While, nationally, activity at public courses rose 12% in 2020, according to the NGF, private clubs were up 20%. And after years of bottom-line challenges, more than two-thirds of those private facilities reported that they were now in “good financial health.”

That’s the case at French Creek Golf Club, an 18-year-old Gil Hanse-designed private course in Elverson, Chester County, where membership is up in 2021 and the on-course activity is surpassing 2020′s sky-high totals.

“We were up 30% in 2020 over 2019,” said club owner Thad Fortin. “There were 15,553 rounds played here in 2020, but for January through August of 2021, we’re up 58%.”

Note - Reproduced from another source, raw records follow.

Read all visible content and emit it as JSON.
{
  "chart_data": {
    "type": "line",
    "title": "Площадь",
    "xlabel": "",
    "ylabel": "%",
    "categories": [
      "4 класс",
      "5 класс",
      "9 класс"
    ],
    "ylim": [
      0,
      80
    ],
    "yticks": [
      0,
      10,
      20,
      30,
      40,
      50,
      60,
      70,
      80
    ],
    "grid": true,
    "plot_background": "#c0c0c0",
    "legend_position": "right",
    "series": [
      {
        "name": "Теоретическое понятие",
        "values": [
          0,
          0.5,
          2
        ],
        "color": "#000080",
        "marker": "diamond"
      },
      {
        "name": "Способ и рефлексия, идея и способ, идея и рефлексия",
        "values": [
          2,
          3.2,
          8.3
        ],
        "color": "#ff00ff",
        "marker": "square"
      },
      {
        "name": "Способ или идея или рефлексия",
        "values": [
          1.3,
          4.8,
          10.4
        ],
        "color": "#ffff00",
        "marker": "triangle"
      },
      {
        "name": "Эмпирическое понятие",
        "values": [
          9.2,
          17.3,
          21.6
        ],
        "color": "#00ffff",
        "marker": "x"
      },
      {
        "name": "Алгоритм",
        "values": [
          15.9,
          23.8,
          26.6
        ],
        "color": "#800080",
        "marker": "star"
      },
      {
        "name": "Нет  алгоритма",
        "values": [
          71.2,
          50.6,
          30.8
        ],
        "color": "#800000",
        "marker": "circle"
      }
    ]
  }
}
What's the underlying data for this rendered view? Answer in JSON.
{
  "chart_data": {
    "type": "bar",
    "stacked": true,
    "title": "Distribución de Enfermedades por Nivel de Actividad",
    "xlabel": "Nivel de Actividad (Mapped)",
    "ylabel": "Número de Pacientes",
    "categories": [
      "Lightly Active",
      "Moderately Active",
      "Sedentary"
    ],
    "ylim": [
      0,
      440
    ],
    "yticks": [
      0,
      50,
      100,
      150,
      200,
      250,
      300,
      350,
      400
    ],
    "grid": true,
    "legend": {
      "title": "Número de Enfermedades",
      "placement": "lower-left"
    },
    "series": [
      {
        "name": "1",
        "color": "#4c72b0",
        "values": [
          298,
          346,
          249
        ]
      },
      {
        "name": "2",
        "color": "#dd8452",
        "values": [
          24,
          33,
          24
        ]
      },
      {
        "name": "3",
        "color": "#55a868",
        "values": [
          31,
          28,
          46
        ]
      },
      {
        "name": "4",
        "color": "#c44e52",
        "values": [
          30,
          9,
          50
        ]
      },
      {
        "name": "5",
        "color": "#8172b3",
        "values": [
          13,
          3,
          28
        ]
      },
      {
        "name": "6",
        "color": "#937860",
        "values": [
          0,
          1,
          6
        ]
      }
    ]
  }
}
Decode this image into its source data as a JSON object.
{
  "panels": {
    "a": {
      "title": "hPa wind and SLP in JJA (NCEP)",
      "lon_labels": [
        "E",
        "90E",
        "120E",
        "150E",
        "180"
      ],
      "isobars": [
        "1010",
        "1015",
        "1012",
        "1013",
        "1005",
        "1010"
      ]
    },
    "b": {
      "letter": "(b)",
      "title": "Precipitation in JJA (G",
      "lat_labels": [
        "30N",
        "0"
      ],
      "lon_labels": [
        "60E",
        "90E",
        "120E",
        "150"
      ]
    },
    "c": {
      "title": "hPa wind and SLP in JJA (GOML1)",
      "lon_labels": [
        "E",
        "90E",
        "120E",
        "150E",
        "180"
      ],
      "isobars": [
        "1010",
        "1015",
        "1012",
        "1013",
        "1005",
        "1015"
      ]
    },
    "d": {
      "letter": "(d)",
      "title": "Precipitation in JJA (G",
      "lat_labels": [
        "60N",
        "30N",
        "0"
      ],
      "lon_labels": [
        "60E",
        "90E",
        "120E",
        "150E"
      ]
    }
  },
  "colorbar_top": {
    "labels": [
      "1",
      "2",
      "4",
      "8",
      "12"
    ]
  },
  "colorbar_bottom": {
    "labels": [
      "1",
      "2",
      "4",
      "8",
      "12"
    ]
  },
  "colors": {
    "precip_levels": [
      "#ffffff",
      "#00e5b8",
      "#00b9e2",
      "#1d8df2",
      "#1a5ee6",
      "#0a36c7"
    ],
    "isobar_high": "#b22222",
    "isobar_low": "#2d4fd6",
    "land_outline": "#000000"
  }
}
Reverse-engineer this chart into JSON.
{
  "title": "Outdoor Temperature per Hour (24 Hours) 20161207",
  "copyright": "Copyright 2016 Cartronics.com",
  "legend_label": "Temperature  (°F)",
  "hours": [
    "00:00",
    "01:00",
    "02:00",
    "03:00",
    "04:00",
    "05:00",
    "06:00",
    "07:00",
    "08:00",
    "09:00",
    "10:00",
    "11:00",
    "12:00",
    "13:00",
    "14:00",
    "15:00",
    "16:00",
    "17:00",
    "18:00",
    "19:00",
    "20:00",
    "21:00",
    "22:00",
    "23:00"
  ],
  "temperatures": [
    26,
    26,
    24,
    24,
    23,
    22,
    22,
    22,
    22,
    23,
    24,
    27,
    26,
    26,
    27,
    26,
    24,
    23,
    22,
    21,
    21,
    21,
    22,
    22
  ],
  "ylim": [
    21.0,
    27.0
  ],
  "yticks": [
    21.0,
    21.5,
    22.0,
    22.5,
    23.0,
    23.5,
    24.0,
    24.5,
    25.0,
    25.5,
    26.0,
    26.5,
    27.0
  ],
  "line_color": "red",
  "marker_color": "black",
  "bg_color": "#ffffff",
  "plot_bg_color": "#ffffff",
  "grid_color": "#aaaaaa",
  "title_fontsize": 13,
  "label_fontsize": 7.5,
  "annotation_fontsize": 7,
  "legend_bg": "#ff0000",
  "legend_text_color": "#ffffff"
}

After years when it stagnated, French Creek’s membership, as is the case with the bulk of clubs nationally, has grown, with 100 new members signing on since the pandemic hit.

And it goes beyond golf. With ongoing travel and entertainment limits, many of these facilities have added such activities for members as pickleball, family movie nights, even book signings.

“People are looking for things to do,” Coyne said. “The clubs are getting more creative about their social calendars because they realize people aren’t flying to Scotland this year. Instead, a lot of people are coming out to hear a guy talk about his golf book. I’m used to talking to crowds of about 12. These days, I’m seeing 60 on some nights.”